I was wrong—what a day Saturday turned out to be! First thing, Mom got a call from her old college pal who lives in Maryland, finally returning her call and saying yes, she could have lunch with her today, how about at the Lord & Taylor in Chevy Chase. So we three spent the morning shopping at Filene’s Basement on Connecticut Avenue (I got two pairs of leggings, this really cool sweater, blue with one red stripe across the front, I wore it right out of the store, and some underwear), and then Mom left to go meet her friend. Now it’s just me and Gram. The plan was to walk around downtown, have lunch someplace, maybe get in the tour line at the White House, see Lafayette Square, see the Corcoran, etc., etc. Like, boring boring boring, but you
do it because you’re with your grandmother and everything is her treat.
So we’re sitting on a bench on K Street, getting organized, getting our bearings, and Gram goes, “Do you really want to go to Georgetown?” I’m like totally crazed, but I say very coolly, “Oh, I don’t know, I guess it’s pretty far. I don’t even know how we’d get there. You don’t want to go, do you?” Gram can be strict and kind of scary sometimes. She scowls, looks me right in the eye, and goes, “Ruth. Do you or do you not want to go to Georgetown with me. Right now.” I swallow and say, “Oh, Gram, that would be so great.” She stands up, sticks her arm out, a cab screeches over, and off we go to Georgetown!
It is the coolest place! If I can’t go to school there, I would very much like to live there. Over a shop or a gallery. I could live on the second or third floor over one of the really funky art galleries and get a job. I’d wear Steve Maddens and a long black skirt and a black sweater. The gallery would have high white or beige walls and be quiet as a library, and I would explain the paintings to good-looking rich people, earn huge commissions, and live in a loft and take lovers. This is a daydream, but it’s not impossible.
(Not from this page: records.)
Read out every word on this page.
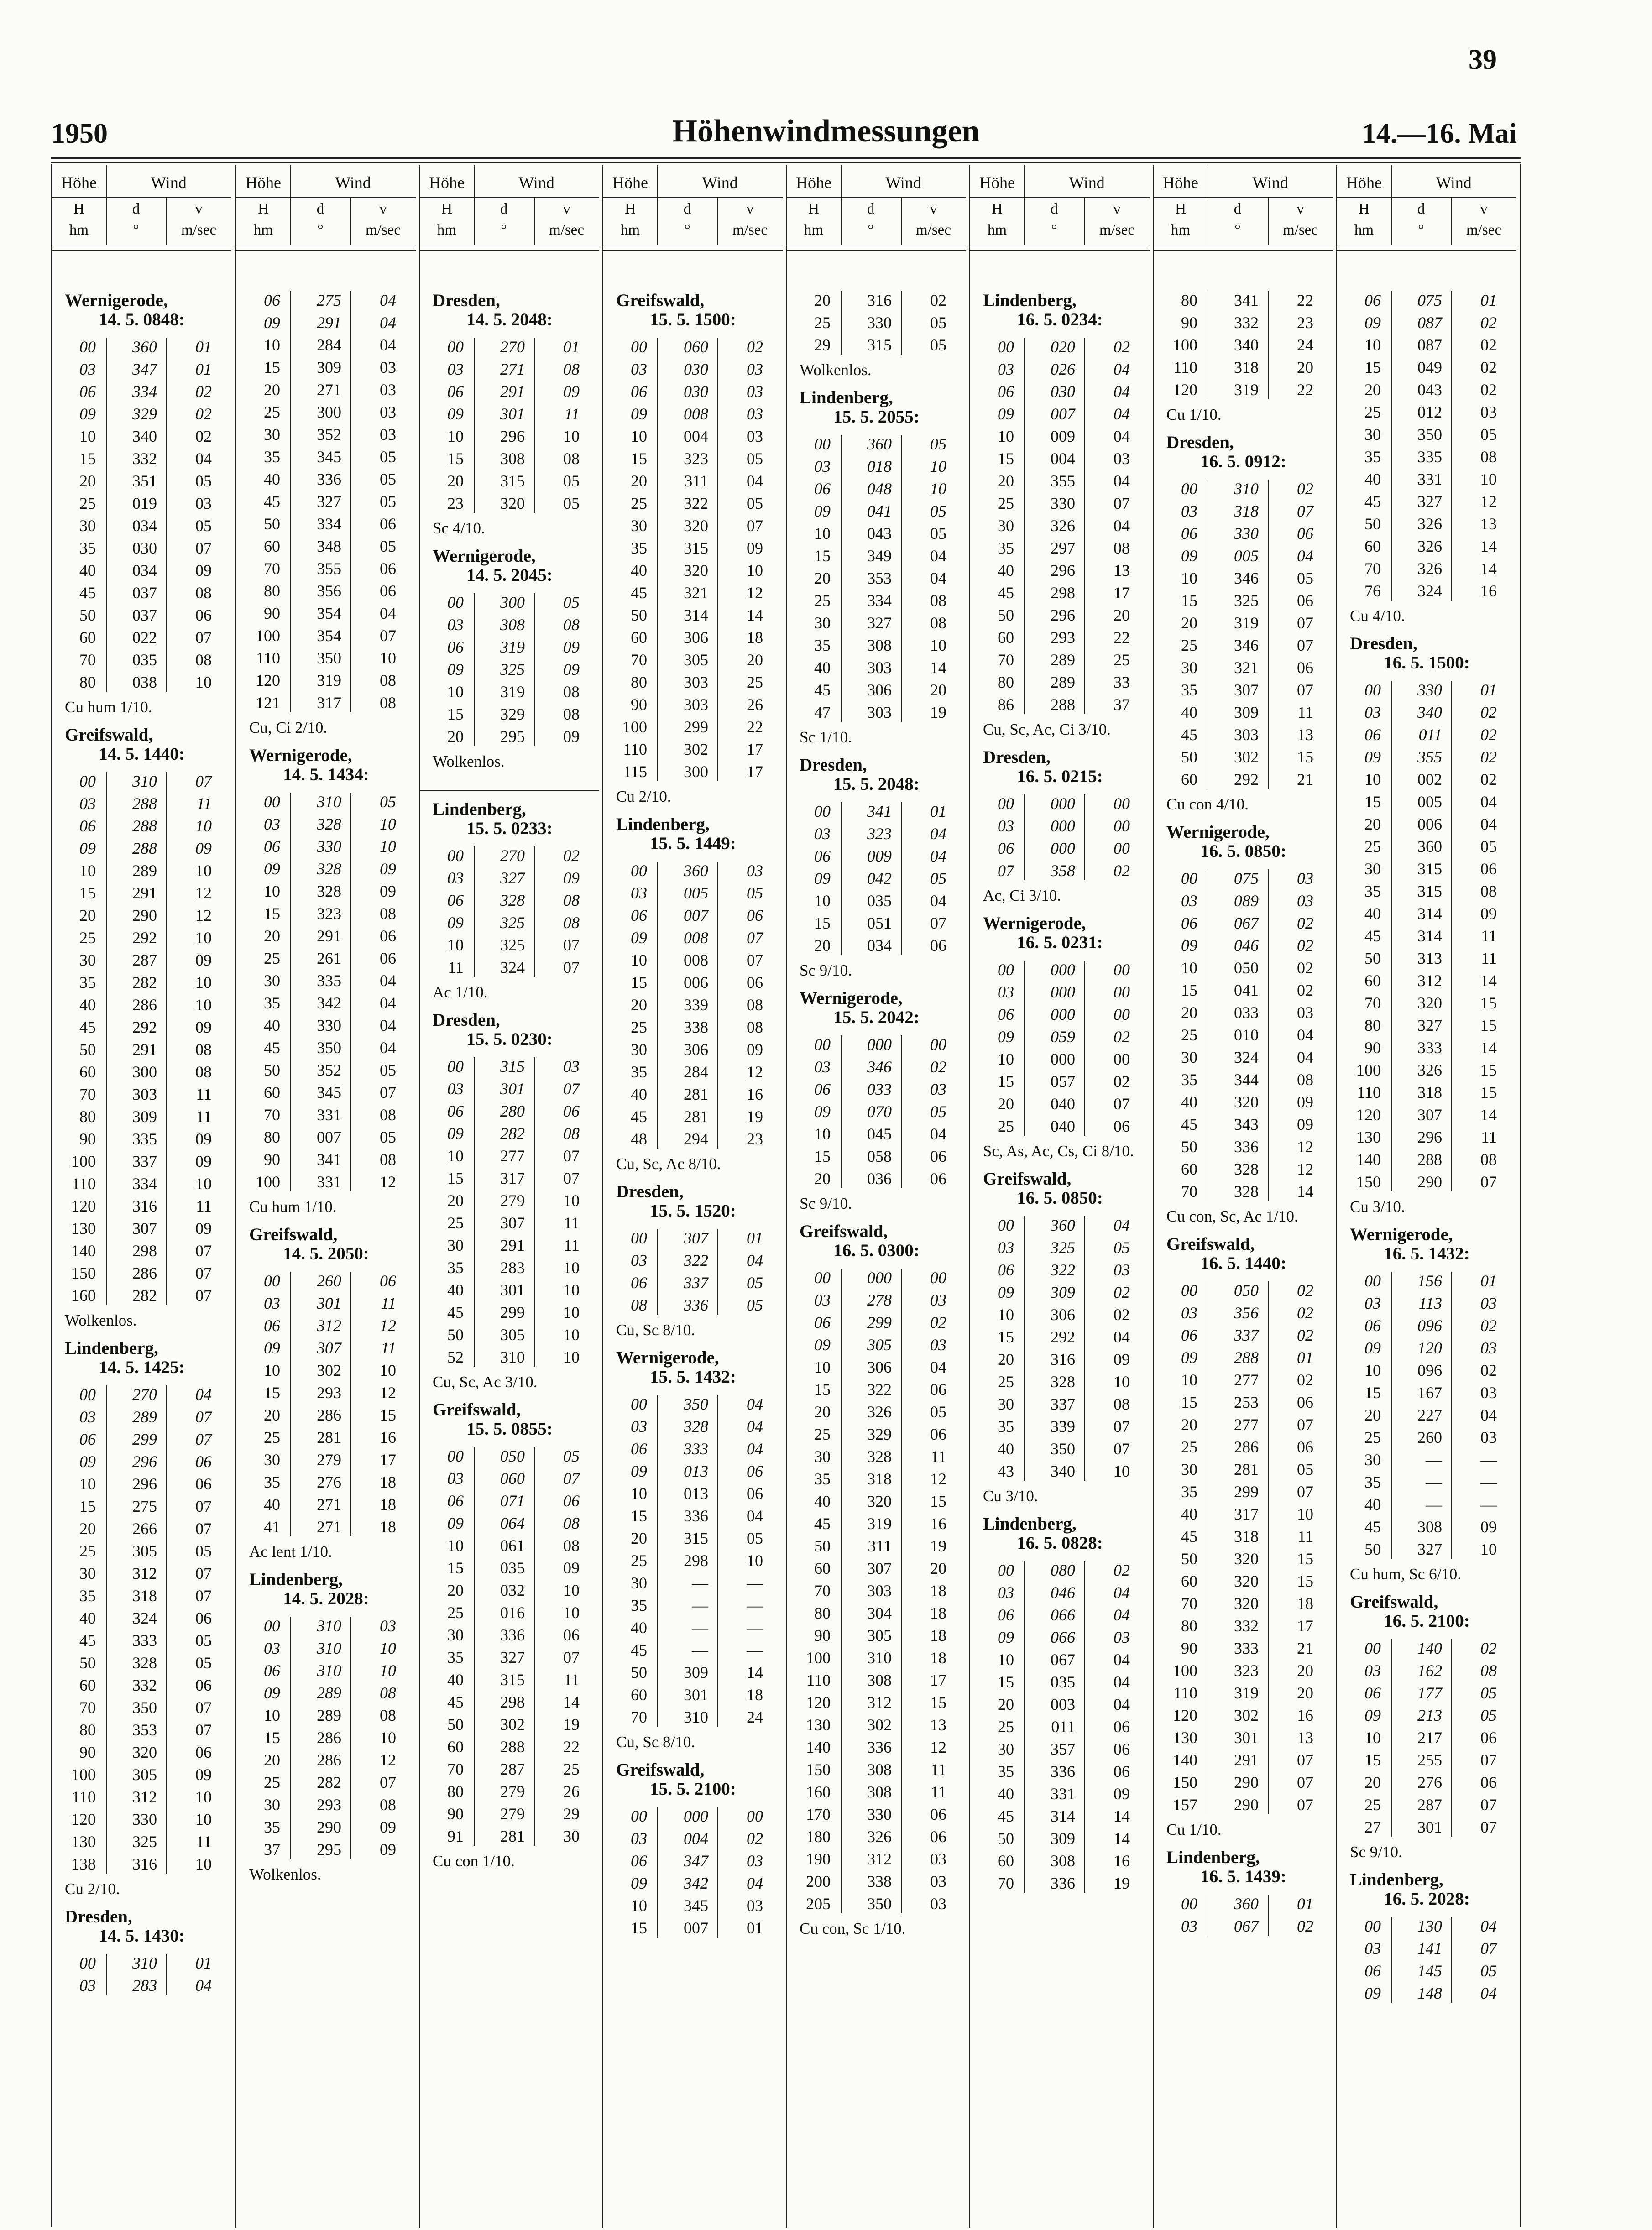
39
1950	Höhenwindmessungen	14.—16. Mai
Höhe	Wind
H	d	v
hm	°	m/sec
Wernigerode,
14. 5. 0848:
00	360	01
03	347	01
06	334	02
09	329	02
10	340	02
15	332	04
20	351	05
25	019	03
30	034	05
35	030	07
40	034	09
45	037	08
50	037	06
60	022	07
70	035	08
80	038	10
Cu hum 1/10.
Greifswald,
14. 5. 1440:
00	310	07
03	288	11
06	288	10
09	288	09
10	289	10
15	291	12
20	290	12
25	292	10
30	287	09
35	282	10
40	286	10
45	292	09
50	291	08
60	300	08
70	303	11
80	309	11
90	335	09
100	337	09
110	334	10
120	316	11
130	307	09
140	298	07
150	286	07
160	282	07
Wolkenlos.
Lindenberg,
14. 5. 1425:
00	270	04
03	289	07
06	299	07
09	296	06
10	296	06
15	275	07
20	266	07
25	305	05
30	312	07
35	318	07
40	324	06
45	333	05
50	328	05
60	332	06
70	350	07
80	353	07
90	320	06
100	305	09
110	312	10
120	330	10
130	325	11
138	316	10
Cu 2/10.
Dresden,
14. 5. 1430:
00	310	01
03	283	04
Höhe	Wind
H	d	v
hm	°	m/sec
06	275	04
09	291	04
10	284	04
15	309	03
20	271	03
25	300	03
30	352	03
35	345	05
40	336	05
45	327	05
50	334	06
60	348	05
70	355	06
80	356	06
90	354	04
100	354	07
110	350	10
120	319	08
121	317	08
Cu, Ci 2/10.
Wernigerode,
14. 5. 1434:
00	310	05
03	328	10
06	330	10
09	328	09
10	328	09
15	323	08
20	291	06
25	261	06
30	335	04
35	342	04
40	330	04
45	350	04
50	352	05
60	345	07
70	331	08
80	007	05
90	341	08
100	331	12
Cu hum 1/10.
Greifswald,
14. 5. 2050:
00	260	06
03	301	11
06	312	12
09	307	11
10	302	10
15	293	12
20	286	15
25	281	16
30	279	17
35	276	18
40	271	18
41	271	18
Ac lent 1/10.
Lindenberg,
14. 5. 2028:
00	310	03
03	310	10
06	310	10
09	289	08
10	289	08
15	286	10
20	286	12
25	282	07
30	293	08
35	290	09
37	295	09
Wolkenlos.
Höhe	Wind
H	d	v
hm	°	m/sec
Dresden,
14. 5. 2048:
00	270	01
03	271	08
06	291	09
09	301	11
10	296	10
15	308	08
20	315	05
23	320	05
Sc 4/10.
Wernigerode,
14. 5. 2045:
00	300	05
03	308	08
06	319	09
09	325	09
10	319	08
15	329	08
20	295	09
Wolkenlos.
Lindenberg,
15. 5. 0233:
00	270	02
03	327	09
06	328	08
09	325	08
10	325	07
11	324	07
Ac 1/10.
Dresden,
15. 5. 0230:
00	315	03
03	301	07
06	280	06
09	282	08
10	277	07
15	317	07
20	279	10
25	307	11
30	291	11
35	283	10
40	301	10
45	299	10
50	305	10
52	310	10
Cu, Sc, Ac 3/10.
Greifswald,
15. 5. 0855:
00	050	05
03	060	07
06	071	06
09	064	08
10	061	08
15	035	09
20	032	10
25	016	10
30	336	06
35	327	07
40	315	11
45	298	14
50	302	19
60	288	22
70	287	25
80	279	26
90	279	29
91	281	30
Cu con 1/10.
Höhe	Wind
H	d	v
hm	°	m/sec
Greifswald,
15. 5. 1500:
00	060	02
03	030	03
06	030	03
09	008	03
10	004	03
15	323	05
20	311	04
25	322	05
30	320	07
35	315	09
40	320	10
45	321	12
50	314	14
60	306	18
70	305	20
80	303	25
90	303	26
100	299	22
110	302	17
115	300	17
Cu 2/10.
Lindenberg,
15. 5. 1449:
00	360	03
03	005	05
06	007	06
09	008	07
10	008	07
15	006	06
20	339	08
25	338	08
30	306	09
35	284	12
40	281	16
45	281	19
48	294	23
Cu, Sc, Ac 8/10.
Dresden,
15. 5. 1520:
00	307	01
03	322	04
06	337	05
08	336	05
Cu, Sc 8/10.
Wernigerode,
15. 5. 1432:
00	350	04
03	328	04
06	333	04
09	013	06
10	013	06
15	336	04
20	315	05
25	298	10
30	—	—
35	—	—
40	—	—
45	—	—
50	309	14
60	301	18
70	310	24
Cu, Sc 8/10.
Greifswald,
15. 5. 2100:
00	000	00
03	004	02
06	347	03
09	342	04
10	345	03
15	007	01
Höhe	Wind
H	d	v
hm	°	m/sec
20	316	02
25	330	05
29	315	05
Wolkenlos.
Lindenberg,
15. 5. 2055:
00	360	05
03	018	10
06	048	10
09	041	05
10	043	05
15	349	04
20	353	04
25	334	08
30	327	08
35	308	10
40	303	14
45	306	20
47	303	19
Sc 1/10.
Dresden,
15. 5. 2048:
00	341	01
03	323	04
06	009	04
09	042	05
10	035	04
15	051	07
20	034	06
Sc 9/10.
Wernigerode,
15. 5. 2042:
00	000	00
03	346	02
06	033	03
09	070	05
10	045	04
15	058	06
20	036	06
Sc 9/10.
Greifswald,
16. 5. 0300:
00	000	00
03	278	03
06	299	02
09	305	03
10	306	04
15	322	06
20	326	05
25	329	06
30	328	11
35	318	12
40	320	15
45	319	16
50	311	19
60	307	20
70	303	18
80	304	18
90	305	18
100	310	18
110	308	17
120	312	15
130	302	13
140	336	12
150	308	11
160	308	11
170	330	06
180	326	06
190	312	03
200	338	03
205	350	03
Cu con, Sc 1/10.
Höhe	Wind
H	d	v
hm	°	m/sec
Lindenberg,
16. 5. 0234:
00	020	02
03	026	04
06	030	04
09	007	04
10	009	04
15	004	03
20	355	04
25	330	07
30	326	04
35	297	08
40	296	13
45	298	17
50	296	20
60	293	22
70	289	25
80	289	33
86	288	37
Cu, Sc, Ac, Ci 3/10.
Dresden,
16. 5. 0215:
00	000	00
03	000	00
06	000	00
07	358	02
Ac, Ci 3/10.
Wernigerode,
16. 5. 0231:
00	000	00
03	000	00
06	000	00
09	059	02
10	000	00
15	057	02
20	040	07
25	040	06
Sc, As, Ac, Cs, Ci 8/10.
Greifswald,
16. 5. 0850:
00	360	04
03	325	05
06	322	03
09	309	02
10	306	02
15	292	04
20	316	09
25	328	10
30	337	08
35	339	07
40	350	07
43	340	10
Cu 3/10.
Lindenberg,
16. 5. 0828:
00	080	02
03	046	04
06	066	04
09	066	03
10	067	04
15	035	04
20	003	04
25	011	06
30	357	06
35	336	06
40	331	09
45	314	14
50	309	14
60	308	16
70	336	19
Höhe	Wind
H	d	v
hm	°	m/sec
80	341	22
90	332	23
100	340	24
110	318	20
120	319	22
Cu 1/10.
Dresden,
16. 5. 0912:
00	310	02
03	318	07
06	330	06
09	005	04
10	346	05
15	325	06
20	319	07
25	346	07
30	321	06
35	307	07
40	309	11
45	303	13
50	302	15
60	292	21
Cu con 4/10.
Wernigerode,
16. 5. 0850:
00	075	03
03	089	03
06	067	02
09	046	02
10	050	02
15	041	02
20	033	03
25	010	04
30	324	04
35	344	08
40	320	09
45	343	09
50	336	12
60	328	12
70	328	14
Cu con, Sc, Ac 1/10.
Greifswald,
16. 5. 1440:
00	050	02
03	356	02
06	337	02
09	288	01
10	277	02
15	253	06
20	277	07
25	286	06
30	281	05
35	299	07
40	317	10
45	318	11
50	320	15
60	320	15
70	320	18
80	332	17
90	333	21
100	323	20
110	319	20
120	302	16
130	301	13
140	291	07
150	290	07
157	290	07
Cu 1/10.
Lindenberg,
16. 5. 1439:
00	360	01
03	067	02
Höhe	Wind
H	d	v
hm	°	m/sec
06	075	01
09	087	02
10	087	02
15	049	02
20	043	02
25	012	03
30	350	05
35	335	08
40	331	10
45	327	12
50	326	13
60	326	14
70	326	14
76	324	16
Cu 4/10.
Dresden,
16. 5. 1500:
00	330	01
03	340	02
06	011	02
09	355	02
10	002	02
15	005	04
20	006	04
25	360	05
30	315	06
35	315	08
40	314	09
45	314	11
50	313	11
60	312	14
70	320	15
80	327	15
90	333	14
100	326	15
110	318	15
120	307	14
130	296	11
140	288	08
150	290	07
Cu 3/10.
Wernigerode,
16. 5. 1432:
00	156	01
03	113	03
06	096	02
09	120	03
10	096	02
15	167	03
20	227	04
25	260	03
30	—	—
35	—	—
40	—	—
45	308	09
50	327	10
Cu hum, Sc 6/10.
Greifswald,
16. 5. 2100:
00	140	02
03	162	08
06	177	05
09	213	05
10	217	06
15	255	07
20	276	06
25	287	07
27	301	07
Sc 9/10.
Lindenberg,
16. 5. 2028:
00	130	04
03	141	07
06	145	05
09	148	04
So, Georgetown. We had to walk pretty slowly because Gram had on the wrong shoes and the brick sidewalks are rough and uneven. She says, before we even get out of the cab, “Put your purse strap around your neck and hold it tight at all times,” like every other person we see is definitely a mugger. It’s so ridiculous, I am never going to be like that when I get old, suspicious and distrustful and always scared, I’d rather get robbed than go through life with that attitude. Mostly we just walked around M Street and Wisconsin Avenue, looking at the people and the stores. The thing about Georgetown is that at first it’s almost depressing, you’re like, I’ll never be this cool, I’ll never be this rich, I’ll never be rich enough to be this cool. You’re embarrassed by yourself. But then that starts to wear off and you get used to it or something and it’s not so bad, although still you have this, like, yearning inside, you’re wishing so hard you belonged and you know you don’t. Sometimes I feel like my head will blow up if I don’t grow up soon, if I don’t get out of this life soon. This awful life, which is like being in prison or locked in a little dark room and nothing’s happening, NOTHING, except that I’m ridiculous and everybody is laughing at me, or they would be if they could see inside my head.